Ya había yo advertido a mi mujer que, desde el momento en que dejásemos el vagón del ferrocarril en Trinidad, tendríamos que renunciar por bastante tiempo a una parte considerable de las ventajas de la civilización. Los sucesos vinieron a confirmar plenamente mis previsiones.

Trinidad no tenía en modo alguno el aspecto primitivo que ofrecía en la época en que yo estuve allí por vez primera; pero aún dejaba mucho que desear. Cuando en la estación pregunté por el hotel de Mr. Pappermann, me dijo lacónicamente el empleado a quien me había dirigido:

—Ya no existe.

—¿Cómo? ¿Es que ha muerto Mr. Pappermann?

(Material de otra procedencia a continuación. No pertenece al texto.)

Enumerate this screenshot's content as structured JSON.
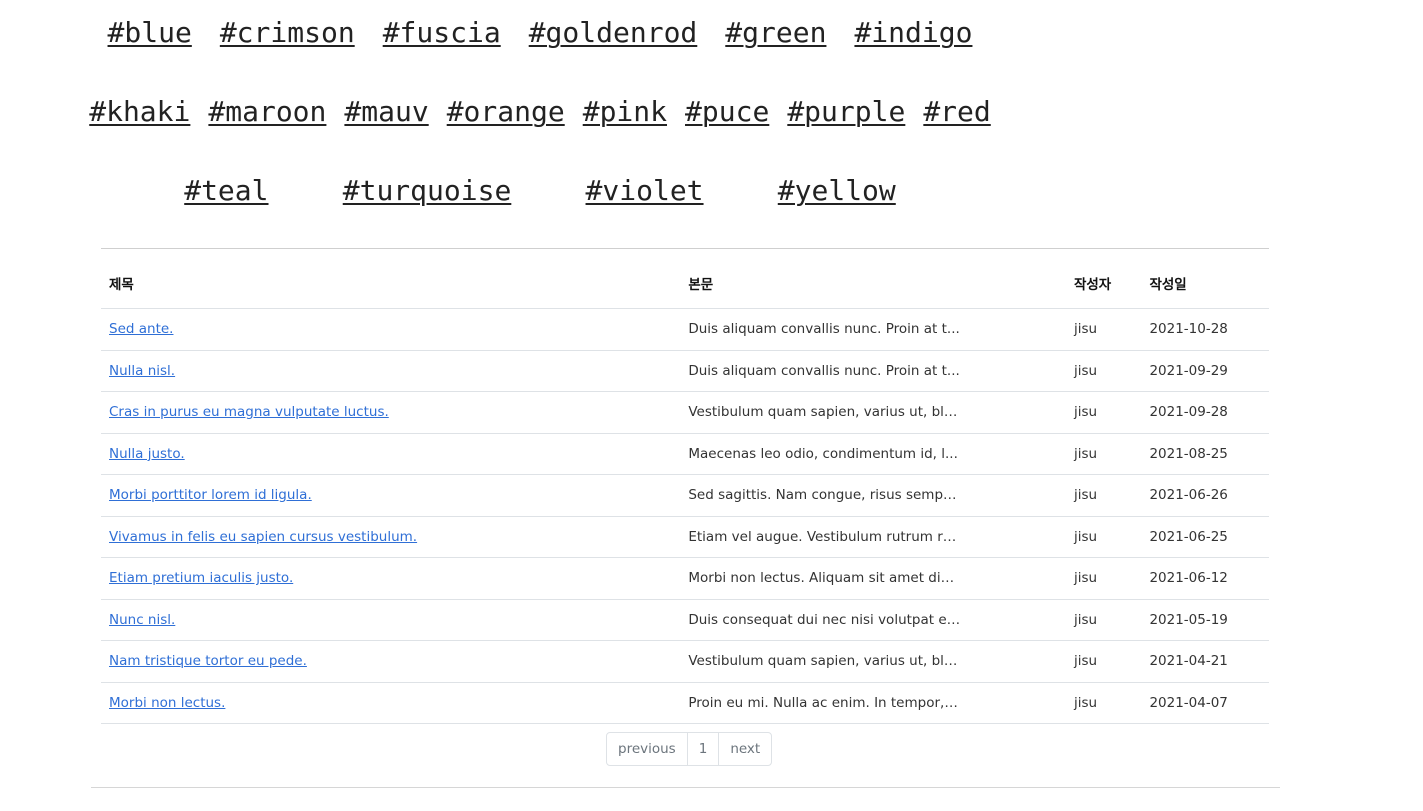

—No. Pero el hotel ya no es suyo. Se ha visto obligado a venderlo.

El hotel no merecía el nombre de tal: una posada alemana de pueblo tiene aspecto más atractivo. Pero ya íbamos con la idea de alojarnos en él y, por otra parte, yo no había estado nunca más que en aquél, por gozar de la compañía de mi antiguo compañero. Nos dieron dos habitaciones juntas, pequeñas y pobremente amuebladas; pero limpias, con ventanas que daban a lo que pomposamente llamaban jardín. Cuando nos asomamos para verlo nos encontramos con que era un terreno cuadrado, cerrado por cuatro tapias ruinosas, en el cual se veían los siguientes objetos: dos mesas viejas, cada una con tres sillas más viejas aún; un árbol casi sin hojas, y que no se sabía si era un tilo o un chopo; cuatro arbustos enteramente desconocidos para mí y que ni ellos mismos sabían lo que eran, y por último algunas docenas de matas de hierba, de las cuales se había pretendido en vano, durante muchos años, que formasen una masa de césped. A una de las mesas estaba sentado un hombre y a la otra, otro hombre, en tal disposición que los veíamos de perfil. El primero tenía un vaso de cerveza en la mano; pero no bebía, porque estaba vacío. El segundo tenía un cigarro en la boca: pero no fumaba, porque se le había apagado. Estaban de espaldas el uno al otro. Eran, como averiguamos después, los dos hosteleros, el antiguo y el nuevo. No parecían estar muy satisfechos, sino más bien arrepentidos, el uno de haber vendido el hotel y el otro de haberlo comprado; parecían pensar cómo podrían resarcirse del mal negocio hecho.

—Mira —me dijo «Corazoncito»—, el que está a la derecha debe de ser tu amigo Pappermann. Acaba de volverse y he visto que tiene azul la parte izquierda de la cara.

—Sí que lo es —respondí—. ¡Qué viejo y canoso está! Pero aún parece bastante fuerte. Le voy a dar una buena sorpresa. ¡Que no te vea!